Firefighters had to evacuate guests at the Holiday Inn hotel near Southwest 15th Street and Meridian, Sunday night, after discovering elevated levels of carbon monoxide throughout the building.
Guests said they heard an alarm go off and firefighter confirmed a carbon-monoxide detecting system alerted the guests.
"We can in and the alarm went off," said Derwin Jackson, who was staying at the hotel with a co-worker. "They just told us to come out."
Jackson, along with dozens of other guests, were forced to stay in the lobby, which firefighters deemed safe for people to be in, while they investigated the source of the carbon monoxide.
"A gasoline engine that was being operated too close to an open exit door on the first floor, next to a stairway, the fumes were coming in, going up the stairs, filling the building with CO," explained OCFD Acting Chief Phil Burgess.
His crews went door-to-door making sure all of the hotel guests got out of the danger zone and avoided being over-exposed to the deadly gas. Firefighters ventilated the hotel immediately upon arrival by opening up doors and roof hatches.

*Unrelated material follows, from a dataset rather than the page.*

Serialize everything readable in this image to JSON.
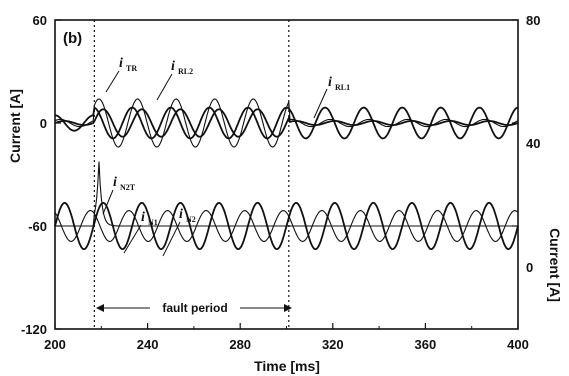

"We'll use our electric positive fans, we'll set them up at the door and we'll pressurize the whole hotel and it will force the air out," said Burgess.

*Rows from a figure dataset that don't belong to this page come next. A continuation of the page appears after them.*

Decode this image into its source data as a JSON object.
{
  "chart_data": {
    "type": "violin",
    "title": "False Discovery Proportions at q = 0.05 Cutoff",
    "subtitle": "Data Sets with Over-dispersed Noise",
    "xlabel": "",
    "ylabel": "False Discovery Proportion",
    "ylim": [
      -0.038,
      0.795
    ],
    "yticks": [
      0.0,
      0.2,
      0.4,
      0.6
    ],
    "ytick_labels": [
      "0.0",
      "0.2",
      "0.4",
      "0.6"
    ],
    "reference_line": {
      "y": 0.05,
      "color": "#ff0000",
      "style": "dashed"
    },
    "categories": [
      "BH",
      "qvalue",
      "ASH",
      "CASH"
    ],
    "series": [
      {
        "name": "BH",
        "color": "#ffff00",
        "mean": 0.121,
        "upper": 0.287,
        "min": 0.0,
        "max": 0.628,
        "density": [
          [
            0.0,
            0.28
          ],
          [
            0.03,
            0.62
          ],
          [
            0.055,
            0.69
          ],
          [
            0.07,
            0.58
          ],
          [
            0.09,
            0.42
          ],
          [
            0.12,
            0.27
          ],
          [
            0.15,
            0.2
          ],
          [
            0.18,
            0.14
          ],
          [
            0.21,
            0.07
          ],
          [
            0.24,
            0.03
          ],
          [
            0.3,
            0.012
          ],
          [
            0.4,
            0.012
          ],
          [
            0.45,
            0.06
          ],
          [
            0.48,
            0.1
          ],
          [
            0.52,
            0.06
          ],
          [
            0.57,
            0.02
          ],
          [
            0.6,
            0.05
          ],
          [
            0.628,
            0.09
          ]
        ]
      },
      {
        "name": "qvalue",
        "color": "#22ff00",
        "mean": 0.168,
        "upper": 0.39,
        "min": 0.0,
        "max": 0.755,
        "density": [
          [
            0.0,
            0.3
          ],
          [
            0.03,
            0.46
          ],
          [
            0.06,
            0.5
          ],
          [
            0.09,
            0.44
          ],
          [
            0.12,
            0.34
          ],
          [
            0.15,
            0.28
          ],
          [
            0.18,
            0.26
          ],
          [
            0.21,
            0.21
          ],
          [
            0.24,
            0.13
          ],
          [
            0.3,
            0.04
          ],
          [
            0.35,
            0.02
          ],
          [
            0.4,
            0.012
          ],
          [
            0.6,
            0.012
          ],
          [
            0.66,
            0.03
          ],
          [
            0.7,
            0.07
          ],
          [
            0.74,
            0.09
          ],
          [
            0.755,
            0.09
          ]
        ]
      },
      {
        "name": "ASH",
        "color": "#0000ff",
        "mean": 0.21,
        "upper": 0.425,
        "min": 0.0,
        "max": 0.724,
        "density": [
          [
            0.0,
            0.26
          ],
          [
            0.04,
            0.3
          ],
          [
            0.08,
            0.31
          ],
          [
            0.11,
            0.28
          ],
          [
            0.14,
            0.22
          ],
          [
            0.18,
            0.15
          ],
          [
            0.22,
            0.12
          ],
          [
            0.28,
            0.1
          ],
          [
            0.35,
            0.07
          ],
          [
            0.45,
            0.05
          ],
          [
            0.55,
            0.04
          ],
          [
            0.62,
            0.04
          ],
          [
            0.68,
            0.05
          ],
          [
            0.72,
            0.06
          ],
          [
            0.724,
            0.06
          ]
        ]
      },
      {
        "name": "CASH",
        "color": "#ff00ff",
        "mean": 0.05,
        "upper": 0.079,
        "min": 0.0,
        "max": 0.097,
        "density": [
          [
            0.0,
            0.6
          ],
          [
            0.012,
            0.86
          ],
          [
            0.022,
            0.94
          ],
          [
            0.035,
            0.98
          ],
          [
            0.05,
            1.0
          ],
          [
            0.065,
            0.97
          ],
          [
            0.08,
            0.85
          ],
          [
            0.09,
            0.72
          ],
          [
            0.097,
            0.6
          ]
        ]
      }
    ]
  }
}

While this incident happened at a hotel, Burgess issued a warning to everyone since CO leaks happen many times inside homes. All too often there are no carbon-monoxide detectors installed.
"If you have gas, gas-operated machines, heaters, dryers, ovens, they can cause things like that, so it is important to have CO detectors around because it is the silent killer," he said.
Burgess added that during the winter they see an increase in carbon monoxide incidents with more people using heating devices.
Luckily nobody suffered any serious injuries during the hotel incident Sunday night.